Warne employed Hentschel to prepare the zinc printing blocks for The Tale of Squirrel Nutkin. Potter inspected the proofs with an expert eye - she approved the blocks but not Hentschel's printing of them:

'I notice one page of proofs is all too green, another all too red, etc., so I think it is clearly the printer's fault. The blocks seem very fine in themselves and register all right'.
Eventually, a superior printer, Edmund Evans, undertook the final printing of the book using Hentschel's blocks.

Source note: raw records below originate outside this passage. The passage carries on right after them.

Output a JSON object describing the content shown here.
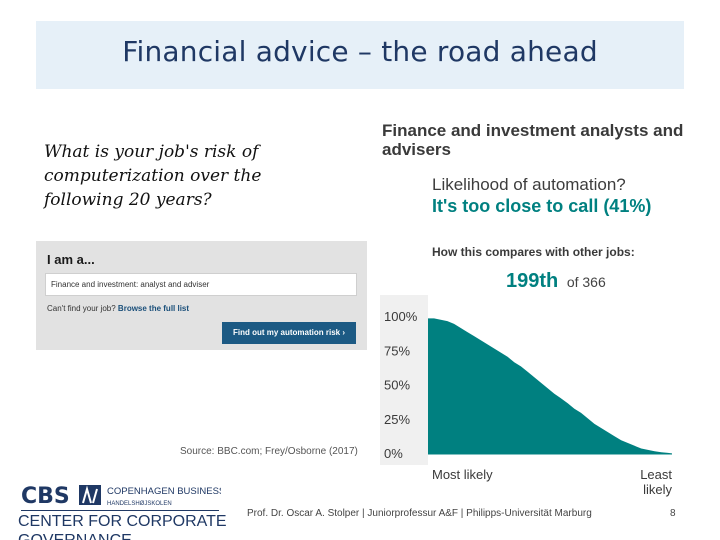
{
  "slide": {
    "title": "Financial advice – the road ahead",
    "question": "What is your job's risk of computerization over the following 20 years?",
    "source": "Source: BBC.com; Frey/Osborne (2017)"
  },
  "widget": {
    "heading": "I am a...",
    "input_value": "Finance and investment: analyst and adviser",
    "help_text": "Can't find your job?",
    "browse_link": "Browse the full list",
    "button_label": "Find out my automation risk ›"
  },
  "result": {
    "occupation": "Finance and investment analysts and advisers",
    "likelihood_label": "Likelihood of automation?",
    "verdict": "It's too close to call (41%)",
    "compare_label": "How this compares with other jobs:",
    "rank": "199th",
    "rank_total": "of 366"
  },
  "colors": {
    "title": "#1f3864",
    "teal": "#008080",
    "title_band": "#e6f0f8"
  },
  "chart_data": {
    "type": "area",
    "title": "",
    "x_start_label": "Most likely",
    "x_end_label": "Least likely",
    "y_ticks": [
      "100%",
      "75%",
      "50%",
      "25%",
      "0%"
    ],
    "ylim": [
      0,
      100
    ],
    "xlim": [
      1,
      366
    ],
    "x": [
      1,
      10,
      20,
      30,
      40,
      50,
      60,
      70,
      80,
      90,
      100,
      110,
      120,
      130,
      140,
      150,
      160,
      170,
      180,
      190,
      199,
      210,
      220,
      230,
      240,
      250,
      260,
      270,
      280,
      290,
      300,
      310,
      320,
      330,
      340,
      350,
      360,
      366
    ],
    "values": [
      99,
      99,
      98,
      97,
      95,
      92,
      89,
      86,
      83,
      80,
      77,
      74,
      71,
      67,
      64,
      60,
      56,
      52,
      48,
      44,
      41,
      37,
      33,
      30,
      26,
      22,
      19,
      16,
      13,
      10,
      8,
      6,
      4,
      3,
      2,
      1.3,
      0.8,
      0.5
    ],
    "highlight": {
      "rank": 199,
      "value": 41
    },
    "colors": {
      "fill": "#008080"
    }
  },
  "footer": {
    "logo_text": "CBS",
    "school_name": "COPENHAGEN BUSINESS SCHOOL",
    "school_subtitle": "HANDELSHØJSKOLEN",
    "center_name": "CENTER FOR CORPORATE",
    "center_name_2": "GOVERNANCE",
    "author": "Prof. Dr. Oscar A. Stolper | Juniorprofessur A&F | Philipps-Universität Marburg",
    "page_number": "8"
  }
}
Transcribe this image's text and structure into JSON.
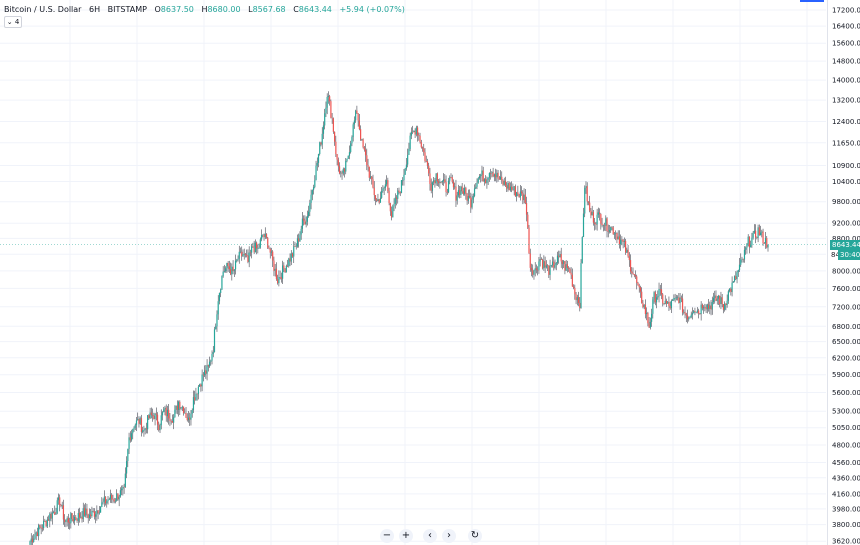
{
  "legend": {
    "symbol": "Bitcoin / U.S. Dollar",
    "interval": "6H",
    "exchange": "BITSTAMP",
    "open_label": "O",
    "open": "8637.50",
    "high_label": "H",
    "high": "8680.00",
    "low_label": "L",
    "low": "8567.68",
    "close_label": "C",
    "close": "8643.44",
    "change": "+5.94 (+0.07%)",
    "indicator_toggle": "4"
  },
  "last_price": {
    "value": "8643.44",
    "countdown": "30:40",
    "partial_label": "84"
  },
  "colors": {
    "up": "#26a69a",
    "down": "#ef5350",
    "wick": "#434651",
    "grid": "#f0f3fa",
    "axis_text": "#131722",
    "price_line": "#26a69a",
    "top_marker": "#2962ff"
  },
  "navigation": {
    "zoom_out_icon": "minus-icon",
    "zoom_in_icon": "plus-icon",
    "scroll_left_icon": "chevron-left-icon",
    "scroll_right_icon": "chevron-right-icon",
    "reset_icon": "reset-icon"
  },
  "chart_data": {
    "type": "candlestick",
    "title": "Bitcoin / U.S. Dollar",
    "interval": "6H",
    "exchange": "BITSTAMP",
    "y_axis": {
      "position": "right",
      "scale": "log",
      "ticks": [
        "3620.00",
        "3800.00",
        "3980.00",
        "4160.00",
        "4360.00",
        "4560.00",
        "4800.00",
        "5050.00",
        "5300.00",
        "5600.00",
        "5900.00",
        "6200.00",
        "6500.00",
        "6800.00",
        "7200.00",
        "7600.00",
        "8000.00",
        "8400.00",
        "8800.00",
        "9200.00",
        "9800.00",
        "10400.00",
        "10900.00",
        "11650.00",
        "12400.00",
        "13200.00",
        "14000.00",
        "14800.00",
        "15600.00",
        "16400.00",
        "17200.00"
      ],
      "ylim": [
        3580,
        17400
      ]
    },
    "grid": true,
    "close_series": [
      3620,
      3700,
      3760,
      3820,
      3900,
      3960,
      4080,
      3840,
      3860,
      3880,
      3900,
      3940,
      3900,
      3940,
      4000,
      4060,
      4100,
      4100,
      4160,
      4180,
      4900,
      5100,
      5150,
      5000,
      5200,
      5250,
      5100,
      5300,
      5250,
      5200,
      5450,
      5350,
      5150,
      5500,
      5700,
      5900,
      6000,
      6400,
      7400,
      8000,
      8100,
      7950,
      8300,
      8400,
      8200,
      8600,
      8500,
      8900,
      8700,
      8200,
      7800,
      8000,
      8200,
      8400,
      8700,
      9200,
      9400,
      10200,
      11000,
      12000,
      13500,
      12500,
      11000,
      10500,
      11000,
      12000,
      12800,
      11600,
      11000,
      10300,
      9800,
      10000,
      10400,
      9400,
      9900,
      10300,
      11100,
      11900,
      12200,
      11600,
      11000,
      10300,
      10600,
      10400,
      10200,
      10400,
      10000,
      10200,
      10000,
      9800,
      10400,
      10600,
      10500,
      10800,
      10600,
      10400,
      10300,
      10200,
      10100,
      10000,
      9900,
      8100,
      8000,
      8300,
      8100,
      8000,
      8200,
      8300,
      8100,
      8000,
      7500,
      7300,
      10300,
      9500,
      9300,
      9400,
      9200,
      9100,
      9000,
      8800,
      8600,
      8200,
      7900,
      7500,
      7200,
      6800,
      7400,
      7500,
      7300,
      7200,
      7300,
      7400,
      7100,
      7000,
      7200,
      7100,
      7300,
      7200,
      7300,
      7400,
      7200,
      7500,
      7700,
      8000,
      8300,
      8700,
      8800,
      9000,
      8800,
      8640
    ],
    "last_value": 8643.44
  }
}
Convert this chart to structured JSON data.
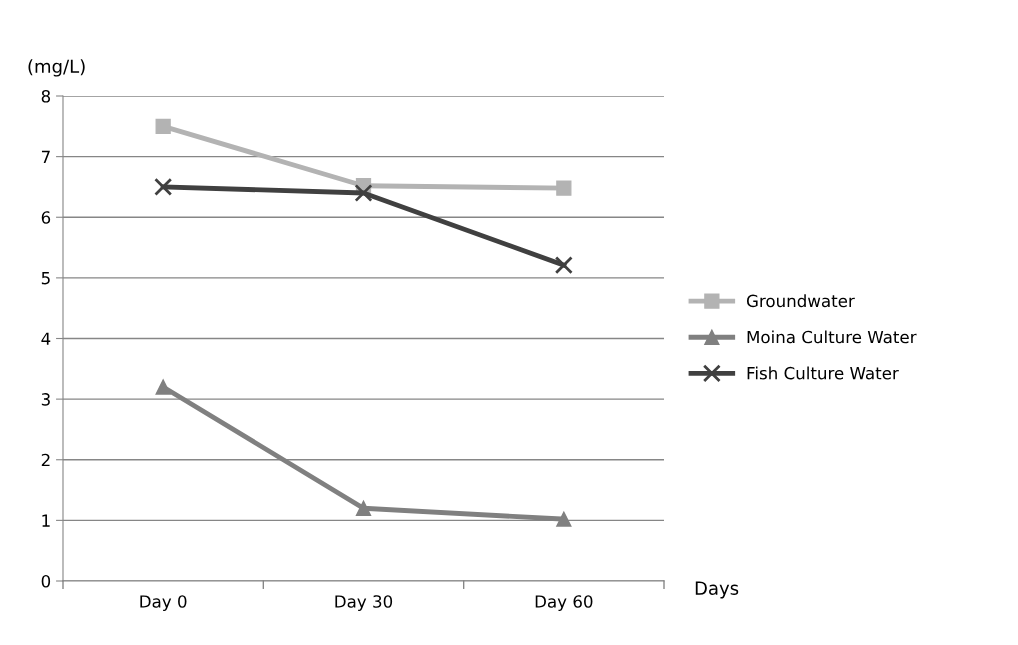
{
  "chart_data": {
    "type": "line",
    "ylabel": "(mg/L)",
    "xlabel": "Days",
    "categories": [
      "Day 0",
      "Day 30",
      "Day 60"
    ],
    "series": [
      {
        "name": "Groundwater",
        "color": "#b3b3b3",
        "marker": "square",
        "values": [
          7.5,
          6.52,
          6.48
        ]
      },
      {
        "name": "Moina Culture Water",
        "color": "#808080",
        "marker": "triangle",
        "values": [
          3.2,
          1.2,
          1.02
        ]
      },
      {
        "name": "Fish Culture Water",
        "color": "#404040",
        "marker": "cross",
        "values": [
          6.5,
          6.4,
          5.21
        ]
      }
    ],
    "ylim": [
      0,
      8
    ],
    "yticks": [
      0,
      1,
      2,
      3,
      4,
      5,
      6,
      7,
      8
    ],
    "grid": "y",
    "legend": "right",
    "line_style": "solid"
  }
}
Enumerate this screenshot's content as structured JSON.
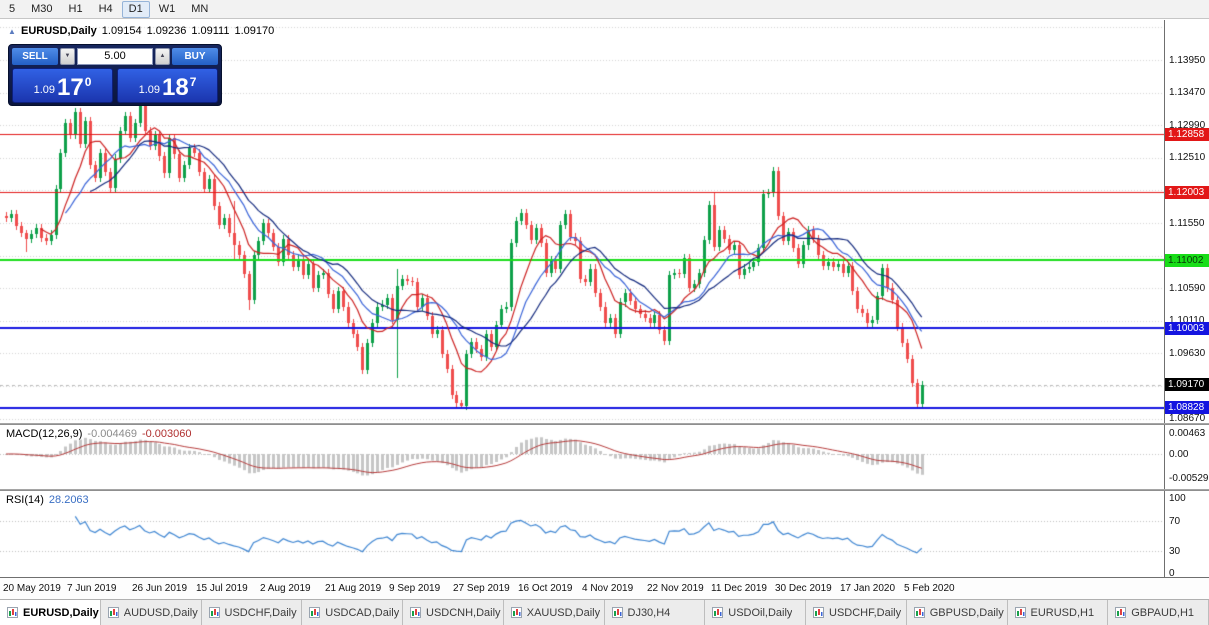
{
  "toolbar": {
    "timeframes": [
      "5",
      "M30",
      "H1",
      "H4",
      "D1",
      "W1",
      "MN"
    ],
    "active_timeframe": "D1"
  },
  "icons": {
    "collapse": "▲",
    "spin_up": "▲",
    "spin_down": "▼",
    "tab_chart": "mini-candlestick"
  },
  "chart": {
    "header": {
      "title": "EURUSD,Daily",
      "open": "1.09154",
      "high": "1.09236",
      "low": "1.09111",
      "close": "1.09170"
    },
    "one_click": {
      "sell_label": "SELL",
      "buy_label": "BUY",
      "volume": "5.00",
      "bid": {
        "small": "1.09",
        "big": "17",
        "sup": "0"
      },
      "ask": {
        "small": "1.09",
        "big": "18",
        "sup": "7"
      }
    },
    "price_axis": {
      "plain": [
        "1.13950",
        "1.13470",
        "1.12990",
        "1.12510",
        "1.11550",
        "1.10590",
        "1.10110",
        "1.09630",
        "1.08670"
      ],
      "boxes": [
        {
          "text": "1.12858",
          "bg": "#e21717",
          "fg": "#ffffff"
        },
        {
          "text": "1.12003",
          "bg": "#e21717",
          "fg": "#ffffff"
        },
        {
          "text": "1.11002",
          "bg": "#18dd18",
          "fg": "#063806"
        },
        {
          "text": "1.10003",
          "bg": "#1414e0",
          "fg": "#ffffff"
        },
        {
          "text": "1.09170",
          "bg": "#000000",
          "fg": "#ffffff"
        },
        {
          "text": "1.08828",
          "bg": "#1414e0",
          "fg": "#ffffff"
        }
      ]
    },
    "date_axis": [
      "20 May 2019",
      "7 Jun 2019",
      "26 Jun 2019",
      "15 Jul 2019",
      "2 Aug 2019",
      "21 Aug 2019",
      "9 Sep 2019",
      "27 Sep 2019",
      "16 Oct 2019",
      "4 Nov 2019",
      "22 Nov 2019",
      "11 Dec 2019",
      "30 Dec 2019",
      "17 Jan 2020",
      "5 Feb 2020"
    ]
  },
  "macd": {
    "label": "MACD(12,26,9)",
    "value1": "-0.004469",
    "value2": "-0.003060",
    "axis": [
      "0.00463",
      "0.00",
      "-0.005299"
    ]
  },
  "rsi": {
    "label": "RSI(14)",
    "value": "28.2063",
    "axis": [
      "100",
      "70",
      "30",
      "0"
    ]
  },
  "tabs": [
    {
      "label": "EURUSD,Daily",
      "active": true
    },
    {
      "label": "AUDUSD,Daily",
      "active": false
    },
    {
      "label": "USDCHF,Daily",
      "active": false
    },
    {
      "label": "USDCAD,Daily",
      "active": false
    },
    {
      "label": "USDCNH,Daily",
      "active": false
    },
    {
      "label": "XAUUSD,Daily",
      "active": false
    },
    {
      "label": "DJ30,H4",
      "active": false
    },
    {
      "label": "USDOil,Daily",
      "active": false
    },
    {
      "label": "USDCHF,Daily",
      "active": false
    },
    {
      "label": "GBPUSD,Daily",
      "active": false
    },
    {
      "label": "EURUSD,H1",
      "active": false
    },
    {
      "label": "GBPAUD,H1",
      "active": false
    }
  ],
  "chart_data": {
    "type": "candlestick",
    "symbol": "EURUSD",
    "timeframe": "Daily",
    "ohlc_last": {
      "open": 1.09154,
      "high": 1.09236,
      "low": 1.09111,
      "close": 1.0917
    },
    "bid": 1.0917,
    "ask": 1.09187,
    "ylim": [
      1.0862,
      1.1451
    ],
    "grid_step": 0.0048,
    "grid_base": 1.0867,
    "first_open": 1.1165,
    "closes": [
      1.1163,
      1.1168,
      1.1151,
      1.114,
      1.1131,
      1.1139,
      1.1148,
      1.1133,
      1.1128,
      1.1138,
      1.1205,
      1.1258,
      1.1302,
      1.1285,
      1.1318,
      1.1272,
      1.1305,
      1.124,
      1.1222,
      1.1258,
      1.123,
      1.1207,
      1.125,
      1.129,
      1.1312,
      1.128,
      1.1302,
      1.1335,
      1.129,
      1.1268,
      1.1285,
      1.1253,
      1.1228,
      1.128,
      1.1256,
      1.1222,
      1.124,
      1.1265,
      1.1258,
      1.123,
      1.1205,
      1.122,
      1.118,
      1.1152,
      1.1163,
      1.114,
      1.1122,
      1.1108,
      1.108,
      1.1042,
      1.1108,
      1.1128,
      1.1155,
      1.114,
      1.112,
      1.1098,
      1.1132,
      1.1108,
      1.109,
      1.1102,
      1.1078,
      1.1095,
      1.106,
      1.1078,
      1.1082,
      1.105,
      1.1028,
      1.1055,
      1.1032,
      1.1008,
      1.0992,
      1.0972,
      1.0938,
      1.0978,
      1.1008,
      1.1032,
      1.1035,
      1.1045,
      1.1012,
      1.1062,
      1.1073,
      1.107,
      1.1068,
      1.1032,
      1.1045,
      1.1018,
      1.0992,
      1.0998,
      1.0962,
      1.094,
      1.0902,
      1.089,
      1.0885,
      1.0962,
      1.098,
      1.097,
      1.0958,
      1.0992,
      1.0972,
      1.1005,
      1.1028,
      1.1032,
      1.1125,
      1.1158,
      1.117,
      1.1152,
      1.113,
      1.1148,
      1.1126,
      1.1082,
      1.11,
      1.1088,
      1.1152,
      1.1168,
      1.1135,
      1.1128,
      1.1072,
      1.1068,
      1.1088,
      1.1052,
      1.1032,
      1.1008,
      1.1015,
      1.0992,
      1.1038,
      1.1052,
      1.104,
      1.1028,
      1.1021,
      1.1015,
      1.1008,
      1.102,
      1.0998,
      1.0981,
      1.1078,
      1.1082,
      1.108,
      1.1103,
      1.106,
      1.1065,
      1.1082,
      1.113,
      1.1181,
      1.112,
      1.1145,
      1.1132,
      1.1115,
      1.1122,
      1.1078,
      1.1088,
      1.109,
      1.1098,
      1.1118,
      1.1198,
      1.1199,
      1.1232,
      1.1165,
      1.1128,
      1.1142,
      1.1118,
      1.1095,
      1.1122,
      1.1145,
      1.1132,
      1.1108,
      1.1092,
      1.1098,
      1.109,
      1.1095,
      1.1082,
      1.1092,
      1.1055,
      1.1028,
      1.1022,
      1.1008,
      1.1012,
      1.1048,
      1.1089,
      1.106,
      1.1042,
      1.1002,
      1.0978,
      1.0955,
      1.092,
      1.0888,
      1.0917
    ],
    "default_wick": 0.0006,
    "special_wicks": {
      "4": {
        "high": 0.0005,
        "low": 0.0019
      },
      "46": {
        "high": 0.0048,
        "low": 0.002
      },
      "49": {
        "high": 0.0005,
        "low": 0.0015
      },
      "79": {
        "high": 0.0025,
        "low": 0.0085
      },
      "92": {
        "high": 0.0005,
        "low": 0.0004
      },
      "143": {
        "high": 0.0018,
        "low": 0.0006
      }
    },
    "levels": [
      {
        "price": 1.12858,
        "color": "#e21717",
        "width": 1
      },
      {
        "price": 1.12003,
        "color": "#e21717",
        "width": 1
      },
      {
        "price": 1.11002,
        "color": "#18dd18",
        "width": 2
      },
      {
        "price": 1.10003,
        "color": "#1414e0",
        "width": 2
      },
      {
        "price": 1.08828,
        "color": "#1414e0",
        "width": 2
      }
    ],
    "current_price": 1.0917,
    "candle_up_color": "#0ea04a",
    "candle_down_color": "#ef4d4d",
    "moving_averages": [
      {
        "period": 8,
        "color": "#cc2222"
      },
      {
        "period": 13,
        "color": "#3a64d8"
      },
      {
        "period": 18,
        "color": "#142a7e"
      }
    ],
    "macd_settings": {
      "fast": 12,
      "slow": 26,
      "signal": 9,
      "hist_color": "#c6c6c6",
      "hist_edge": "#a9a9a9",
      "signal_color": "#b53a3a",
      "ymax": 0.00463,
      "ymin": -0.005299,
      "last_main": -0.004469,
      "last_signal": -0.00306
    },
    "rsi_settings": {
      "period": 14,
      "color": "#3f86d2",
      "levels": [
        70,
        30
      ],
      "last_value": 28.2063
    }
  }
}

Peter Rabbit jigsaw, about 1930, © F. Warne

Peter Rabbit jigsaw, about 1930, © F. Warne

Beatrix Potter, 'Peter Rabbit's Race Game' showing the top of the lid, Made by Frederick Warne, c.1930, Museum no. MISC.41-1977

'Peter Rabbit's Race Game' showing the top of the lid, made by Frederick Warne & Co Ltd., c.1930, Museum no. MISC.41-1977

Beatrix Potter, ‘Peter Rabbit’s Race Game’ © Frederick Warne

'Peter Rabbit's Race Game' showing the game board, made by Frederick Warne & Co Ltd., c.1930, Museum no. MISC.41-1977

All the little side shows

Beatrix Potter was the first fully to exploit the merchandise possibilities of fiction. Peter Rabbit became a popular culture phenomenon twenty-five years before Walt Disney conceived his screen icon, Mickey Mouse. Today, The Tale of Peter Rabbit remains one of the best-selling children's classics of all time and The World of Beatrix Potter™, initiated by Beatrix herself in 1903, is one of the world's largest international literature-based licensing programmes.

Peter Rabbit was the preferred choice for merchandise from the outset. By December 1903, Warne had published its sixth edition of The Tale of Peter Rabbit in just over a year. Encouraged by the book's success, Beatrix began making a Peter Rabbit doll for the niece of her publisher, Norman Warne:

'I am cutting out calico patterns of Peter, I have not got it right yet, but the expression is going to be lovely; especially the whiskers - (pulled out of a brush!)' (Letter to Norman Warne, 10 December 1903)

In 1902, Beatrix had omitted to secure the copyright of The Tale of Peter Rabbit in the United States. The ensuing loss of royalties had taught her a valuable lesson: she photographed her finished Peter Rabbit doll and registered it immediately at the Patent Office. The following year Beatrix presented Norman with a design for a Peter Rabbit game:

'I have written the rules at some length, (to prevent arguments!) but it is very simple, & the chances are strongly in favour of Peter.' (Letter to Norman Warne, 7 December 1904)

As the series of Peter Rabbit books extended so too did the character-base for merchandise, referred to by Beatrix Potter as her 'little side shows'. Benjamin Bunny, Jemima Puddle-duck and Tom Kitten soon appeared beside Peter Rabbit in painting books and on calendars, handkerchiefs, jigsaw puzzles, slippers, stationery, tea-sets and wallpaper.

Beatrix pursued her merchandise interests long after failing eyesight forced her to relinquish illustrating children's books. Never short of ideas, Beatrix monitored every stage of product design, her principal concern always to remain faithful to her original book illustrations. Even today, whether Peter Rabbit promotes Barbie dolls, Konica cameras or Japanese mayonnaise, the 450 licensees worldwide continue to uphold Beatrix's original intentions.